Plus largement, les loisirs, créateurs par excellence de lien social, occupent une place de choix. « Nos animations sont conçues pour développer le lien social », fait remarquer Rodrigo Clare, directeur général d’Altarea commerce. D’où la présence accrue de jeux d’arcades, escape games (le seul Batman Escape d’Europe s’est installé à Boom Boom Villette [Paris]), bowlings, murs d’escalade, loisirs immersifs toujours plus innovants, laser games thématiques, etc. Les Ateliers Gaîté ont inauguré en septembre 2024 Smile World, un nouvel espace XXL dédié aux loisirs. Et, dans le tout nouveau centre commercial Neyrpic, près de Grenoble, la moitié de la surface est dédiée aux loisirs et à la restauration. Dernier exemple : en novembre 2024, le Westfield Forum des Halles (Paris) a accueilli le champion français Bakary Samake à l’occasion d’une compétition de boxe en ses murs, une première du genre.
Des lieux de découverte
Dans l’art et la culture, on n’a pas négligé non plus la dynamique de ce qui attire les foules, et fait une entrée en force. Pendant la Nuit Blanche 2024, Beaugrenelle Paris a invité ses visiteurs à un voyage artistique autour du travail collectif d’OJAN et de Grand Crayon. Durant l’été 2024, Cap 4000 à Nice a proposé une exposition avec la Fondation Maeght. Le Carrousel du Louvre a exposé des œuvres inédites de Juliette Agnel pour le Festival Photo Days 2024. Qwartz vient de signer un partenariat avec le musée du Louvre. Dans le nouveau centre commercial Neyrpic, la part dévolue à l’art se veut un véritable élément de différenciation. Le Forum des Halles a organisé pour la troisième année consécutive un concours de fresques dans son patio central. Côté musique, Muse Life à Metz réunit systématiquement depuis cinq ans près de 10 000 personnes. Chaque été, le Festival de musique de Bercy Village est devenu incontournable. Pendant l’été 2024, le centre commercial Val d’Europe s’est métamorphosé en un univers immersif et multi-sensoriel pour faire vivre une expérience unique à la croisée des arts et des sciences, le tout sur fond de musique classique. Les Stop ou encore ? Les artistes aussi ont la volonté de manifester leur présence et leur capacité à créer du lien : dans leurs ateliers, ils invitent à la participation, dans toutes les disciplines : arts créatifs (comme le Mom’Arbre d’Ikea à Italie 2 pour les enfants), danse (comme les Urban Days à Créteil Soleil), sciences (comme les Science Expériences à Bercy Village), musique classique pour les enfants (au centre commercial Val d’Europe). Bref, « quand les gens viennent chez nous, ils vivent une expérience collective, entre amis, en famille. Notre objectif est de créer des lieux du vivre-ensemble », explique Dominique Hautbois, directeur général Retail France chez Unibail-Rodamco-Westfield.

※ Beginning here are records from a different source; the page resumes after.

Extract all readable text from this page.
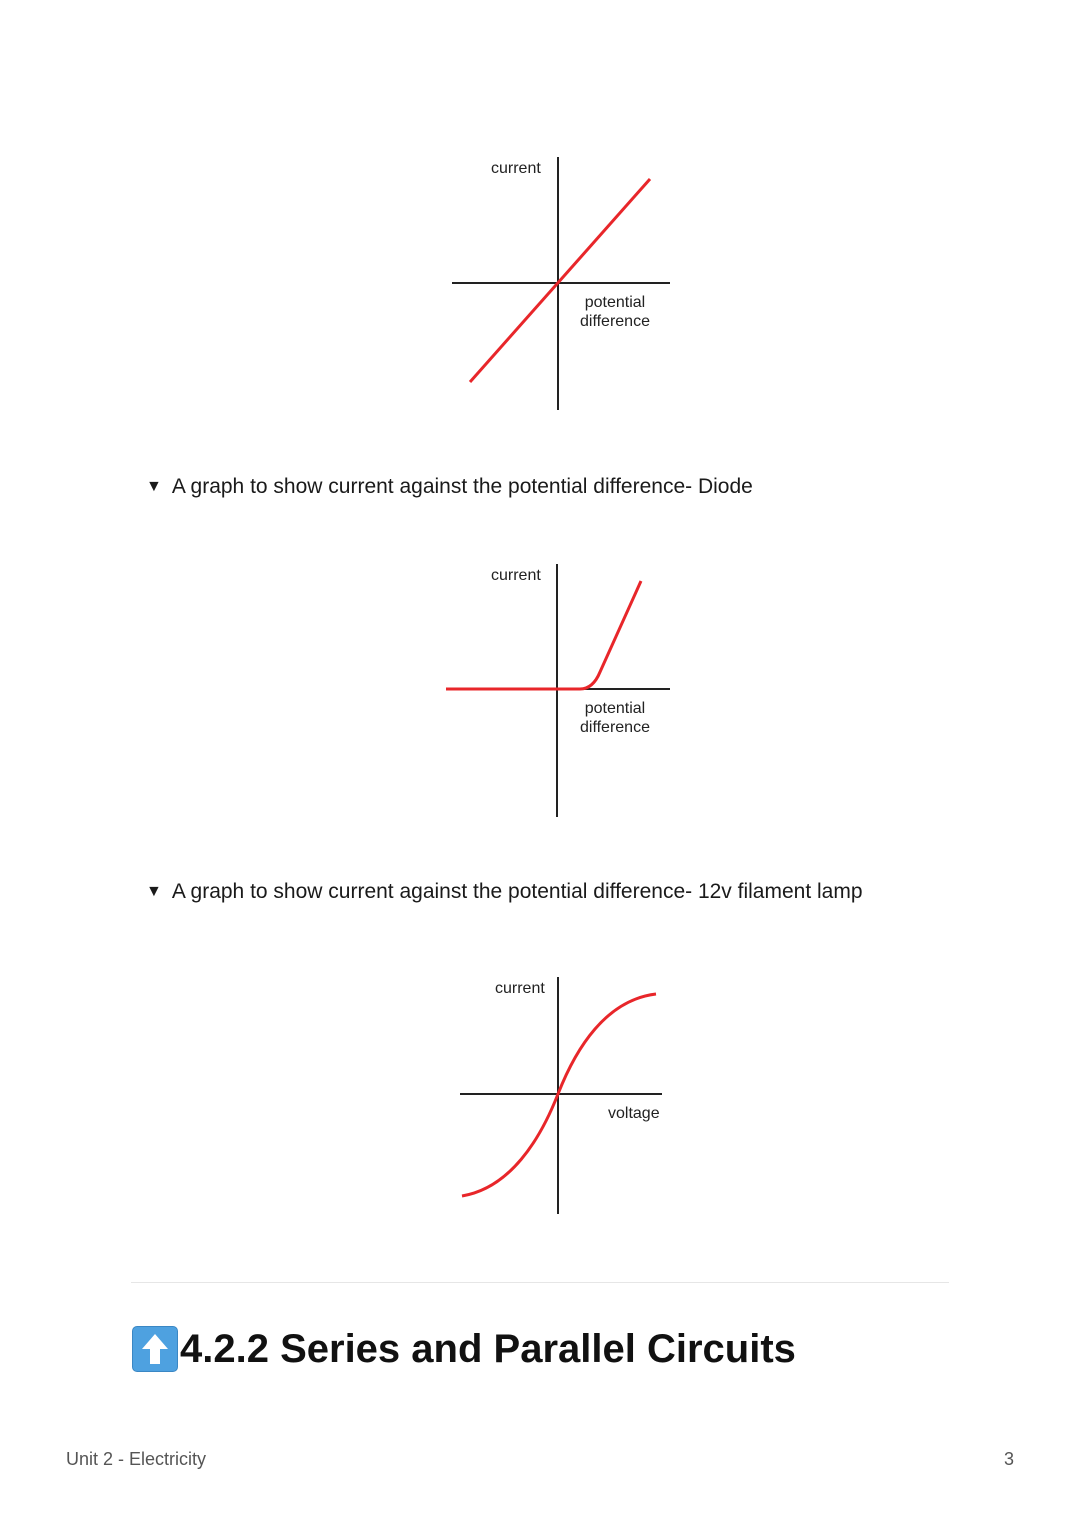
current
potential
difference
▼ A graph to show current against the potential difference- Diode
current
potential
difference
▼ A graph to show current against the potential difference- 12v filament lamp
current
voltage
4.2.2 Series and Parallel Circuits
Unit 2 - Electricity	3
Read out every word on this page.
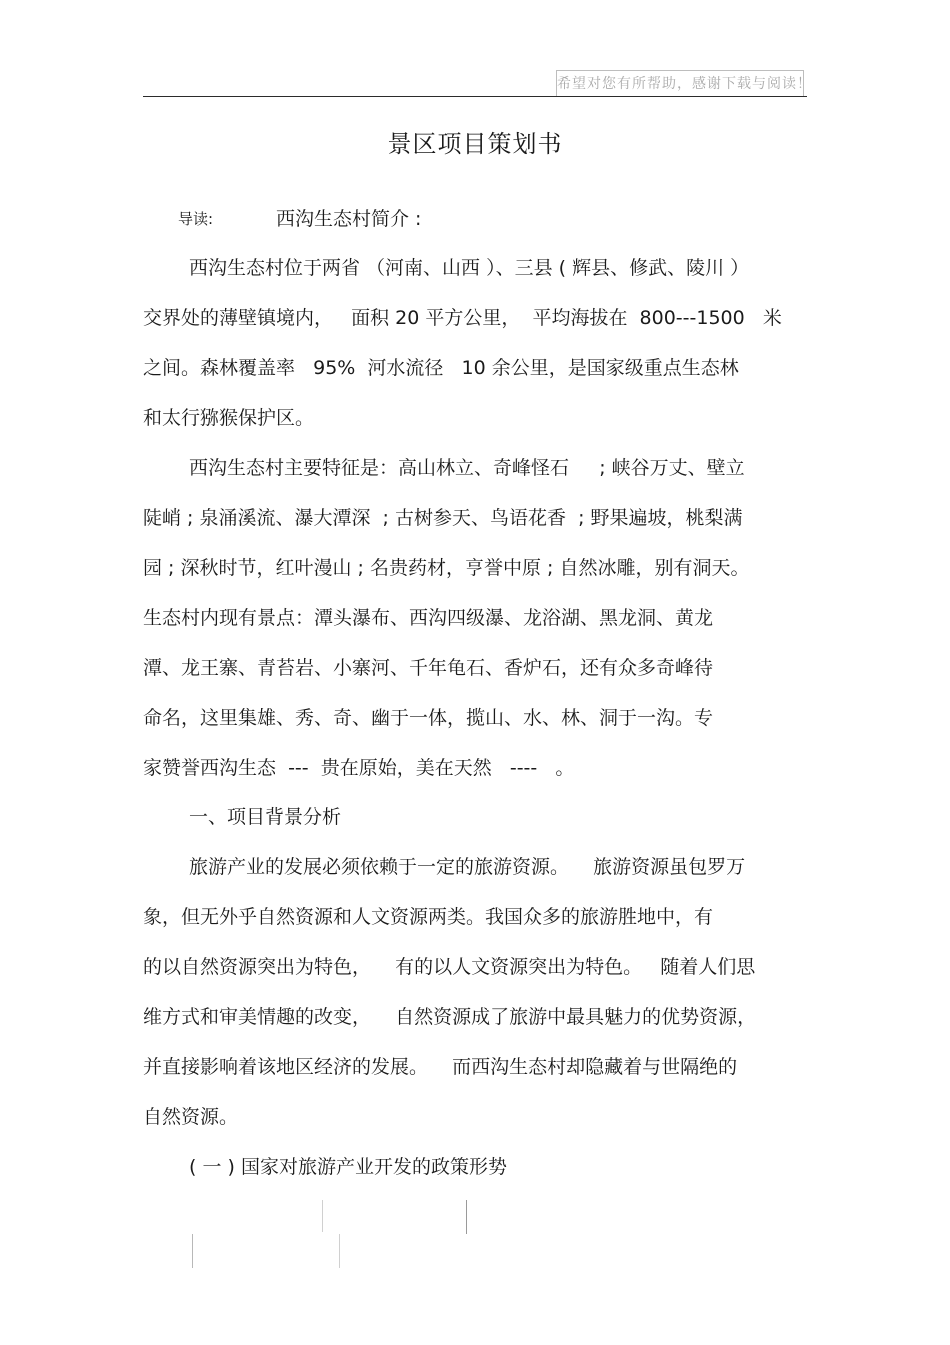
希望对您有所帮助，感谢下载与阅读！
景区项目策划书
导读:	西沟生态村简介 :
西沟生态村位于两省 （河南、山西 ）、三县 ( 辉县、修武、陵川 ）
交界处的薄壁镇境内，   面积 20 平方公里，  平均海拔在  800---1500   米
之间。森林覆盖率   95%  河水流径   10 余公里，是国家级重点生态林
和太行猕猴保护区。
西沟生态村主要特征是：高山林立、奇峰怪石     ; 峡谷万丈、壁立
陡峭 ; 泉涌溪流、瀑大潭深  ; 古树参天、鸟语花香  ; 野果遍坡，桃梨满
园 ; 深秋时节，红叶漫山 ; 名贵药材，亨誉中原 ; 自然冰雕，别有洞天。
生态村内现有景点：潭头瀑布、西沟四级瀑、龙浴湖、黑龙洞、黄龙
潭、龙王寨、青苔岩、小寨河、千年龟石、香炉石，还有众多奇峰待
命名，这里集雄、秀、奇、幽于一体，揽山、水、林、洞于一沟。专
家赞誉西沟生态  ---  贵在原始，美在天然   ----   。
一、项目背景分析
旅游产业的发展必须依赖于一定的旅游资源。    旅游资源虽包罗万
象，但无外乎自然资源和人文资源两类。我国众多的旅游胜地中，有
的以自然资源突出为特色，    有的以人文资源突出为特色。   随着人们思
维方式和审美情趣的改变，    自然资源成了旅游中最具魅力的优势资源，
并直接影响着该地区经济的发展。    而西沟生态村却隐藏着与世隔绝的
自然资源。
( 一 ) 国家对旅游产业开发的政策形势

Même pour la Génération Z, le magasin reste le lieu privilégié du shopping plaisir, et pour 47% d’entre eux, c’est l’occasion de vivre une expérience entre amis.
Les actions RSE se multiplient
Le retailtainment n’est qu’une partie des événements mis en place par les centres commerciaux pour favoriser le lien social. Les initiatives RSE en sont une autre auxquelles les foncières sont très attachées, au point de les précéder d’études d’impact. Adaptées à la réalité de chaque territoire, elles mettent en avant les acteurs locaux, les collectivités, le tissu associatif. Les rendez-vous solidaires autour de la santé se font plus nombreux. On voit se multiplier les forums de l’emploi, les job datings. À Neyrpic, sur 300 m2, L’Atelier se veut un lieu de rencontres à destination des jeunes et des étudiants du territoire en vue de favoriser leur engagement citoyen. La place donnée aux enseignes locales et solidaires, aux opérations de vide-dressing et de seconde main grandit. Les espaces de télétravail et de coworking se développent (le premier Hejworkshop a ouvert en novembre dernier à Italie 2 ; l’espace de coworking de Neyrpic est en cours de commercialisation).
Près de 7 Français sur 10 (69%) déclarent s’intéresser au commerce à impact – en dehors du bénéfice immédiat – pour se retrouver autour d’enjeux collectifs et communautaires qui leur ressemblent.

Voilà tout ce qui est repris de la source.